Topping the Forbes’ 400 list for the 20th consecutive year, Gates has been deemed the wealthiest man in America yet again. While everyone commonly accredits Gates’ accumulation of wealth to the ever-successful Microsoft Corporation, that’s actually not where the vast majority of his revenue was acquired.
Forbes explained in a rather enlightening report that only a fifth of Gates’ astronomical fortune was acquired through profits he’s garnered from Microsoft. According to Bloomberg’s Billionaire Index, that ‘fifth’ is actually equivalent to approximately 4.8% in ownership of the massive software conglomerate. Then, in addition profits from that 4.8%, Gates’ may have actually come out with a little more than that fifth, as the calculations may have been slightly obscure due to a minute surge in the cost of Microsoft shares last August. With the resignation of Microsoft CEO, Steve Ballmer, the company’s stock elevated to over $36.00 a share before dropping to a consistency of about $32.00 a share.
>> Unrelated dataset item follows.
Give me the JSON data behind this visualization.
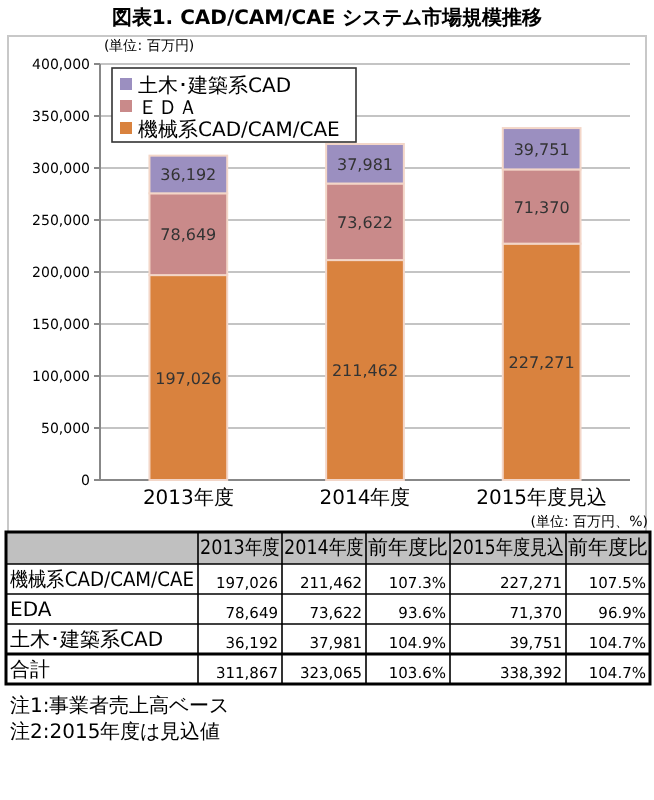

According to Yahoo Finance, Cascade, which is Gates’ investment conglomerate, is actually the dominant force behind his empire. Cascade holds approximately 65% of Gates’ assets, due to the success of companies such as Berkshire Hathaway, Canadian National Railway, tractor manufacturing company John Deere, and Coca Cola’s brewing and bottling subsidiary, FESMA.
With the successful accumulation of assets outside of Microsoft, Gates was approximately $9.8 billion richer at the top of 2013 than the year before, according to Bloomberg’s Billionaire Index. Gates’ mind-blowing financial portfolio justifies exactly how he can afford to charitably bestow almost $29 billion over a five-year span. Bill Gates’ empire definitely serves as a prime example of a ‘gift that keeps on giving,’ as he grows richer and richer.